In this article we highlight some alarming case law which (until over-turned on appeal) meant that Veolia was unable to prevent disclosure to a local activist of the complete financial model for the Nottinghamshire Waste Management PFI.
“Confidential information is a well-recognised species of property, protected by the common law, and recognised in other relevant statutes such as FIA 2000, as well as in EU law such as the 2004 Directive. Confidential information may well constitute the life blood of an enterprise.”
“Confidential information can be the life blood of an enterprise”: so said Lord Justice Rix in his Court of Appeal judgment in Veolia v Nottinghamshire1 in October 2010. All private sector parties working with local authorities owe Lord Justice Rix a debt of gratitude.
For the 12 months prior to Rix LJ’s judgment, amazingly the law provided little or no protection for any confidential information provided to a local authority. And you might be shocked to know that any applicable contractual confidentiality obligations of the local authority were, for all practical purposes, unenforceable. In fact, as a result of Mr Justice Cranston’s judgment in the court of first instance2, Nottinghamshire County Council was obliged to disclose to a local campaigner Veolia’s entire financial model for the 2006 Nottinghamshire Waste Management PFI.

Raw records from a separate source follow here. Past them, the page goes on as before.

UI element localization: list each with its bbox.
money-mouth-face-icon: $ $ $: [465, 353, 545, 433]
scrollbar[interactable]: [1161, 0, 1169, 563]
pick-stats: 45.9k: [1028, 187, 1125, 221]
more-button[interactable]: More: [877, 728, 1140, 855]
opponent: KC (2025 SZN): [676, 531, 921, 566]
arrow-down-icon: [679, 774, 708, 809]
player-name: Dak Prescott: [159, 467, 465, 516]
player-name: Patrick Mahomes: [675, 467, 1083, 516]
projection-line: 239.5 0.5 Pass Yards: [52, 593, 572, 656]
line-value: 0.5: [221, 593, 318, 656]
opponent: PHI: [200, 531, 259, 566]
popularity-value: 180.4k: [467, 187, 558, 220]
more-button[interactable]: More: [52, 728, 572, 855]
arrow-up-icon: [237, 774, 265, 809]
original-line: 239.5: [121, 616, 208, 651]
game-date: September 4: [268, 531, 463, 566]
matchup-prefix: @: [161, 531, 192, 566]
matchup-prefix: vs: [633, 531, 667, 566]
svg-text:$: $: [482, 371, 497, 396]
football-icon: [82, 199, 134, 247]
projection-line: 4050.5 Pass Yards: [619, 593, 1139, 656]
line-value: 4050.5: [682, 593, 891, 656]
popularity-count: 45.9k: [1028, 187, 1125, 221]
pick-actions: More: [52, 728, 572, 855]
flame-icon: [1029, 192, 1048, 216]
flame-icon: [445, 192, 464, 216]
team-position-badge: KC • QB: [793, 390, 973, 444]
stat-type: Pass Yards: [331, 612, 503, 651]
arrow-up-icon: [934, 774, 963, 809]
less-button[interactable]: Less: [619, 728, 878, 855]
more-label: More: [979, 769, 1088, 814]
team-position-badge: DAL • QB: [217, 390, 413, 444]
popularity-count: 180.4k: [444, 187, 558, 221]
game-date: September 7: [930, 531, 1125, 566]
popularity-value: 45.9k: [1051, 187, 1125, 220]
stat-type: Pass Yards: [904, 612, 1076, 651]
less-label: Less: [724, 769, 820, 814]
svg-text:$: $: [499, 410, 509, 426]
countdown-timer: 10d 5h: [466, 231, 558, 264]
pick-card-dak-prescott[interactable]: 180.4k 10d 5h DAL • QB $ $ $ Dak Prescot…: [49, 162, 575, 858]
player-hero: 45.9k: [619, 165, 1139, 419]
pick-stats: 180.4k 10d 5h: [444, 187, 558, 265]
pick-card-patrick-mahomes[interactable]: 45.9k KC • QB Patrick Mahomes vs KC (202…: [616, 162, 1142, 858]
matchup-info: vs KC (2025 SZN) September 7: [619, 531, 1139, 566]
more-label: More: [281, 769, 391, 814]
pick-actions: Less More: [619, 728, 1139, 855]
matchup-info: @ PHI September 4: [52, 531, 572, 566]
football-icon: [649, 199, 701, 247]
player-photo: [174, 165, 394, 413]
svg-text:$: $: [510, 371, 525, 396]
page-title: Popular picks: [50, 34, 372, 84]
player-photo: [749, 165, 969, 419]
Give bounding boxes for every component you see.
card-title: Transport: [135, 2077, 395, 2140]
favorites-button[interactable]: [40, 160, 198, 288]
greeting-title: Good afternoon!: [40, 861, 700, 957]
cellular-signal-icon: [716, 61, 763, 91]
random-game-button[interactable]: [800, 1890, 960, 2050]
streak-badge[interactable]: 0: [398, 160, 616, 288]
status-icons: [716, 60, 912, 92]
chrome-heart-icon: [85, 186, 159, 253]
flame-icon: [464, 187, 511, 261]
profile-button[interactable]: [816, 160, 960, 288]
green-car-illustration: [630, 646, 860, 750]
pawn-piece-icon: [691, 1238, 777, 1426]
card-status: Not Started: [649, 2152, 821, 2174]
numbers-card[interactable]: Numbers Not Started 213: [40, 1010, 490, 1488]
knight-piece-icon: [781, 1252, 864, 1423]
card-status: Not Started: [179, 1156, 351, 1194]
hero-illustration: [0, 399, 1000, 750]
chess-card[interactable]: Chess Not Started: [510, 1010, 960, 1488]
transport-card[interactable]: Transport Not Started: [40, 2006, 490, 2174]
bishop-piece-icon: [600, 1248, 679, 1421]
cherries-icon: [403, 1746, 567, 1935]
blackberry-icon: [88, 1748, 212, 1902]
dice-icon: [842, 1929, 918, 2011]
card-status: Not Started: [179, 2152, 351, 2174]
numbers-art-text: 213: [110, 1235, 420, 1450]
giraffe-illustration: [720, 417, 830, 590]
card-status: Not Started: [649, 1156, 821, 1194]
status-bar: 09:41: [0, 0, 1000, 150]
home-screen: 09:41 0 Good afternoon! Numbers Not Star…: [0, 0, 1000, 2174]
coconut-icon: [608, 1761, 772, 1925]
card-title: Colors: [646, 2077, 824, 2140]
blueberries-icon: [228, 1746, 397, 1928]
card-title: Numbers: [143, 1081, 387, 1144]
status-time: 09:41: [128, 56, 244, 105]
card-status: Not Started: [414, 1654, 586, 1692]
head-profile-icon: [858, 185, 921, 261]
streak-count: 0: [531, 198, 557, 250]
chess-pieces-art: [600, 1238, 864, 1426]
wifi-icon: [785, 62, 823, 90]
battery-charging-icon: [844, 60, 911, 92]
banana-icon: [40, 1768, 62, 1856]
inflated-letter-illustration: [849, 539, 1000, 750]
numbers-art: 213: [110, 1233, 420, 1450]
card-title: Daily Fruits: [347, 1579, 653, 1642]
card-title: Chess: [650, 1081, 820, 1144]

This position arose due to a major gap in the wording of the Audit Commission Act 1998. Under this Act “persons interested” are entitled to inspect and make copies of the accounts of a local authority “and all books, deeds, contracts, bills, vouchers and receipts relating to them”. Although the Act prohibits disclosure of information obtained by any person acting on behalf of the Audit Commission, critically it does not mention any restriction on the use or disclosure of information obtained by “persons interested”. As a consequence it was held at the court of first instance that Mr Dowen, a local campaigner, was entitled to inspect and take copies of all contracts relating to the local authority’s accounts, which included a full copy of the project agreement Nottinghamshire Waste Management PFI. It was held that the statutory duty to disclose set out in the Audit Commission Act 1998 “trumps the confidentiality obligations in the contract”.
Veolia appealed to the Court of Appeal where, fortunately, common sense prevailed. The courts, as you would expect, are very reluctant to interpret legislation so as to plug gaps or apparent errors in statutes as passed by Parliament. Their role is to interpret, not legislate. However, where literal wording in a statute has startling or unreasonable consequences, the courts will ordinarily not construe general words in a statute as overriding fundamental human rights3. The intention to override such rights must be expressly stated or appear by necessary implication. This method of interpretation of black letter law is known as “reading down”.
Interestingly, in the Veolia case Rix LJ stated that confidential information is a well-recognised species of property, protected by the common law and recognised in other statutes such as the Freedom of Information Act 2000, as well as the European Convention on Human Rights (ECHR). Article 1 of the ECHR states that “every natural or legal person is entitled to the peaceful enjoyment of his possessions”. This includes companies. Further, the 2004 Procurement Directive4 provides that contracting authorities shall not disclose “information forwarded to [them] by economic operators which they have designated as confidential; such information includes, in particular, technical or trade secrets and the confidential aspects of tenders”.
Rix LJ held that the state cannot interfere with rights to confidential information without justification and accordingly he saw “no difficulty” in reading down section 15(1) so as to provide an exception for confidential information. As a result Mr Dowen was not entitled to inspect and take copies of Veolia’s5 confidential information.
The Court of Appeal judgment therefore provides useful clarification of the law and reassurance that it is possible to protect confidential information despite recent legislation and the increasing trend to maximum transparency in public sector affairs. Companies should be aware that their confidential information is property which can be protected like any other asset. In negotiating PPP contracts it is therefore totally reasonable to insist on proper protections to ensure confidentiality is maintained for valuable confidential information. It is important to note, however, that rights under the ECHR can be waived or varied by agreement: accordingly, great care should be taken, wherever possible, to avoid any such clauses in PPP contracts.